Seperti diketahui, perundingan IEU-CEPA ini sudah memasuki putaran ke-19 sejak 18 Juli 2026 silam.

Artinya, perundingan ini sudah berlangsung selama 9 tahun. Terbaru, ada pertemuan untuk mengakselerasi perundingan, meski masih menemui hambatan pada isu deforestasi.

“Sudah dilaporkan, kita kasih tahu, silakan, kita sudah banyak memenuhi permintaan kalau nambah lagi, nambah lagi (permintaan Eropa) tentu repot ya,” katanya, di Cikarang Utara, Bekasi, Kamis, 26 September.

Pria yang akrab disapa Zulhas ini berharap perundingan itu bisa selesai lebih cepat. Artinya, kedua pihak bisa menyepakati dokumen perjanjian yang sudah dibahas sejak lama itu.

“Kita ingin IEU-CEPA selesai, tapi kan tergantung sananya juga kan. Ya tapi memang kalau kita mau, sananya enggak mau ya kan enggak bisa,” ujarnya.

Menurut Zulhas, perundingan kemungkinan akan lebih alot lagi di masa pemerintahan mendatang. Mengingat produksi minyak kelapa sawit Indonesia akan digiring ke peningkatan biodiesel atau B50 di era Presiden Terpilih Prabowo Subianto.

“Kita kasih tahu, karena kalau pemerintahan baru nanti akan lebih sulit lagi saya kira. Pak Prabowo kan tahu sendiri, Pak Prabowo ingin agar CPO jadi B50 kan, jadi kita penuhi soal CPO, gak penting lagi ini,” tuturnya.

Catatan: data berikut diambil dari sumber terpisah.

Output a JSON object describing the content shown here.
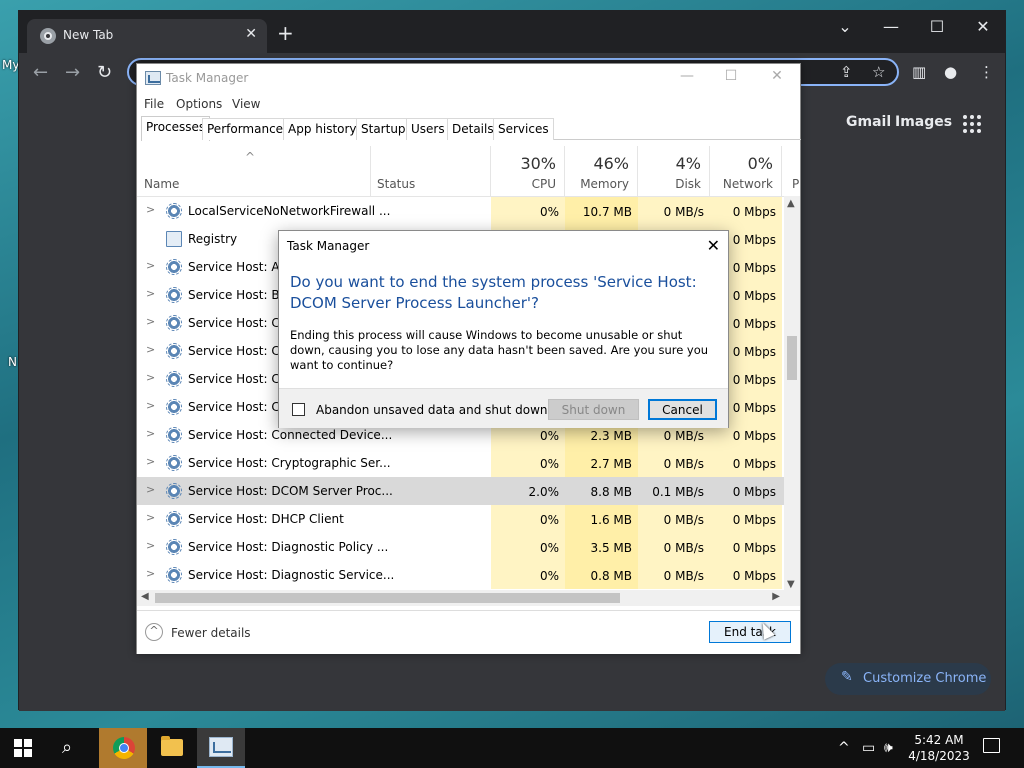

Sebelumnya diberitakan, Dirjen Perundingan Perdagangan Internasional Kementerian Perdagangan, Djatmiko Bris Witjaksono mengatakan, Undang-Undang Anti Deforestasi Uni Eropa (EUDR) menjadi salah satu pembahasan dalam perundingan IEU-CEPA.

Djatmiko mengatakan, pembahasan EUDR berlangsung alot sebab Uni Eropa memiliki komitmen kuat terhadap isu keberlanjutan. Karena itu, Indonesia dan Uni Eropa saat ini sedang berupaya mencari jalan tengah terkait kesepakatan isu anti deforestasi ini.

“Terus terang kita belum mendapatkan komitmen yang konkret dari pihak Uni Eropa terhadap hal ini (isu anti deforestasi),” kata Djatmiko.

Dia mengatakan, Indonesia saat ini terus berupaya agar produk pertanian yang terdampak kebijakan anti deforestasi bisa tetap diterima pasar Uni Eropa. Seperti sawit, kakao, karet, dan kayu.

“Tapi sekali lagi, ini masih belum belum. Saya enggak tahu dan enggak bisa memprediksi seperti apa, karena masih dalam pembicaraan yang terkini,” ucapnya.